死亡ひき逃げ事故 小学校教頭に実刑判決

自動車を運転する人間には事故を起こした際、被害者を救護する義務が課せられており、また事故を警察に通報する義務もあります。これを怠れば刑罰の対象となります
自分も先日の夜、信号のない横断歩道を歩いて渡る途中、右折してきた初老の女性が運転する軽自動車にぶつけられる被害に遭いました。怪我はなかったものの、運転していた女性は座席に座ったまま固まってしまい、明確な謝罪はありませんでした。先を急いでいたので叱りつけるだけで済ませましたが
しかし、酒を飲んで運転していたのが露見するのを恐れ、そのまま逃げる者も少なくありません
昨年7月、埼玉県の小学校教頭田中嘉明被告も、酒を飲んだ後、帰宅のために車を運転し、自転車に乗った女性をはねて死亡させたとして逮捕、起訴された件をブログで取り上げました
さいたま地方裁判所は田中被告に懲役2年の実刑判決を言い渡した、と報じられましたので言及します
死亡ひき逃げ事故で懲役2年、というのは随分と軽い判決です
田中被告は起訴休職扱いになっていましたが、実刑判決を受けて教育委員会は懲戒免職処分に踏み切るのでしょう


埼玉県川口市の路上で昨年7月、自転車の女性を車ではねて死亡させたとして、自動車運転処罰法違反(過失致死)と道交法違反(ひき逃げ)の罪に問われた、草加市長栄1丁目、小学校教頭、田中嘉明被告(55)=休職中=の判決公判が26日、さいたま地裁で開かれ、加藤雅寛裁判官は懲役2年(求刑・懲役3年)を言い渡した。
判決理由で加藤裁判官は、夜間でも見通しの良い道路で、追突するまで自転車に気付かず事故を起こしたことを「わずかな時間の脇見では説明がつかない」と過失の程度は重大と指摘。

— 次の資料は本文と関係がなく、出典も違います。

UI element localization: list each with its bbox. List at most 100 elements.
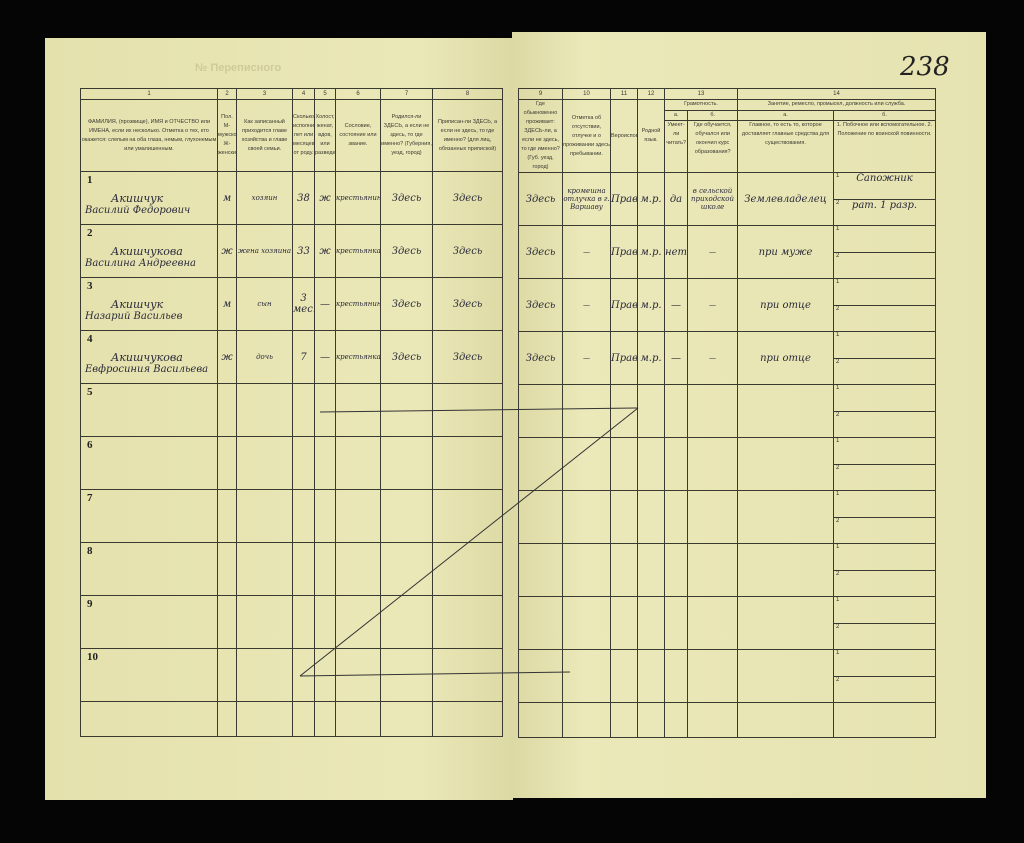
empty-cell (637, 543, 665, 597)
resides-cell: Здесь (518, 225, 563, 279)
line-number: 2 (836, 358, 840, 365)
subcolumn-letter: б. (688, 111, 737, 121)
group-title: Занятие, ремесло, промысел, должность ил… (738, 101, 935, 111)
side-occupation-line: 2 (834, 516, 935, 543)
side-occupation-value: Сапожник (856, 173, 913, 185)
column-header-group: Занятие, ремесло, промысел, должность ил… (737, 99, 936, 173)
side-occupation-line: 2 (834, 251, 935, 278)
absence-cell: — (562, 225, 611, 279)
name-cell: 3 Акишчук Назарий Васильев (80, 277, 218, 331)
empty-cell (236, 701, 293, 737)
empty-cell (562, 702, 611, 738)
side-occupation-line: 1 (835, 332, 935, 358)
name-cell: 2 Акишчукова Василина Андреевна (80, 224, 218, 278)
line-number: 1 (836, 650, 840, 657)
empty-cell (335, 383, 381, 437)
form-number-label: № Переписного (195, 62, 282, 74)
resides-cell: Здесь (518, 172, 563, 226)
subcolumns: а. Умеет-ли читать? б. Где обучается, обуча… (665, 111, 737, 172)
empty-cell (610, 702, 638, 738)
subcolumn-header: а. Главное, то есть то, которое доставляе… (738, 111, 834, 172)
religion-cell: Прав. (610, 225, 638, 279)
registered-cell: Здесь (432, 330, 503, 384)
empty-cell (236, 648, 293, 702)
absence-cell: — (562, 331, 611, 385)
empty-cell (562, 543, 611, 597)
line-number: 1 (836, 438, 840, 445)
empty-cell (380, 489, 433, 543)
line-number: 2 (836, 411, 840, 418)
line-number: 1 (836, 332, 840, 339)
main-cell: при муже (737, 225, 834, 279)
subcolumn-label: Главное, то есть то, которое доставляет … (741, 122, 830, 146)
line-number: 1 (836, 385, 840, 392)
subcolumn-letter: а. (738, 111, 834, 121)
column-header: Где обыкновенно проживает: ЗДЕСЬ-ли, а е… (518, 99, 563, 173)
empty-cell (236, 595, 293, 649)
subcolumn-label: 1. Побочное или вспомогательное. 2. Поло… (836, 122, 933, 137)
column-header: Как записанный приходится главе хозяйств… (236, 99, 293, 172)
side-occupation-line: 1 (835, 650, 935, 676)
line-number: 2 (836, 623, 840, 630)
side-occupation-line: 2 (834, 675, 935, 702)
empty-row-left: 9 (80, 595, 503, 649)
empty-cell (432, 701, 503, 737)
empty-cell (687, 490, 738, 544)
subcolumn-header: а. Умеет-ли читать? (665, 111, 688, 172)
subcolumn-letter: б. (834, 111, 935, 121)
row-number: 9 (87, 598, 93, 610)
subcolumn-label: Умеет-ли читать? (666, 122, 687, 146)
registered-cell: Здесь (432, 224, 503, 278)
bottom-strike (299, 671, 571, 677)
side-occupation-value: рат. 1 разр. (851, 199, 918, 211)
language-cell: м.р. (637, 331, 665, 385)
side-occupation-line: 1 (835, 545, 935, 570)
side-occupation-line: 1 (835, 227, 935, 252)
row-number: 4 (87, 333, 93, 345)
table-footer-row (518, 702, 936, 738)
line-number: 1 (836, 279, 840, 286)
subcolumn-header: б. Где обучается, обучался или окончил ку… (687, 111, 737, 172)
empty-cell (664, 490, 688, 544)
line-number: 2 (836, 570, 840, 577)
given-name: Евфросиния Васильева (85, 364, 209, 375)
born-cell: Здесь (380, 330, 433, 384)
side-occupation-line: 1 (835, 492, 935, 517)
line-number: 2 (836, 464, 840, 471)
subcolumn-header: б. 1. Побочное или вспомогательное. 2. По… (833, 111, 935, 172)
side-occupation-line: 2 (834, 410, 935, 437)
empty-cell (637, 702, 665, 738)
census-table-left: 1 2 3 4 5 6 7 8 ФАМИЛИЯ, (прозвище), ИМЯ и ОТЧЕС… (80, 88, 503, 737)
absence-cell: кромешна отлучка в г. Варшаву (562, 172, 611, 226)
registered-cell: Здесь (432, 171, 503, 225)
empty-cell (236, 489, 293, 543)
name-cell: 7 (80, 489, 218, 543)
empty-cell (335, 436, 381, 490)
column-header: Родился-ли ЗДЕСЬ, а если не здесь, то гд… (380, 99, 433, 172)
empty-cell (687, 649, 738, 703)
surname: Акишчукова (111, 351, 183, 364)
empty-cell (664, 649, 688, 703)
side-occupation-line: 2 (834, 463, 935, 490)
empty-cell (664, 702, 688, 738)
empty-row-left: 10 (80, 648, 503, 702)
empty-cell (562, 437, 611, 491)
empty-cell (562, 490, 611, 544)
line-number: 2 (836, 676, 840, 683)
subcolumn-label: Где обучается, обучался или окончил курс… (693, 122, 732, 155)
row-number: 1 (87, 174, 93, 186)
table-footer-row (80, 701, 503, 737)
empty-cell (664, 437, 688, 491)
language-cell: м.р. (637, 278, 665, 332)
empty-cell (80, 701, 218, 737)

帰宅後、妻に「代行を使った」などと説明したことについても「飲酒後に事故を起こしたために発覚を免れたいという気持ちが推認でき、強い非難に値する」と述べた。
初公判で起訴内容を認めていた点や一定の社会的制裁が見込まれる点を考慮しても、執行猶予付き判決は相当ではないとして実刑判決を言い渡した。
(埼玉新聞の記事から引用)


上記の記事にあるように、初公判で田中被告は事実関係を認めるものの、その後は一転して黙秘しています
事故発生から逮捕まで時間がかかっているため、飲酒運転では立件されなかったようですが、裁判官は飲酒していたがゆえに事故を起こし、逃げたと推認しています
公判中、被害者参加制度で質問した遺族側の代理人から、黙秘することについての遺族に対する気持ちなどを問われたが、田中被告は「お答えできません」と一貫して黙秘しており、意図は不明ながら裁判そのものに対し不満ありあり、と考えられます
黙秘するのは被告の自由ですが、結果は当然ながら判決に反映されるのであり、執行猶予をつけない裁判官の判断は妥当でしょう
田中被告は判決を不服として控訴すると推測されるものの、ひき逃げ死亡事故で黙秘した人間が量刑不当を主張したところで、高等裁判所がその言い分に耳を傾けるとは思えません。何か他に狙いがあるのでしょうか?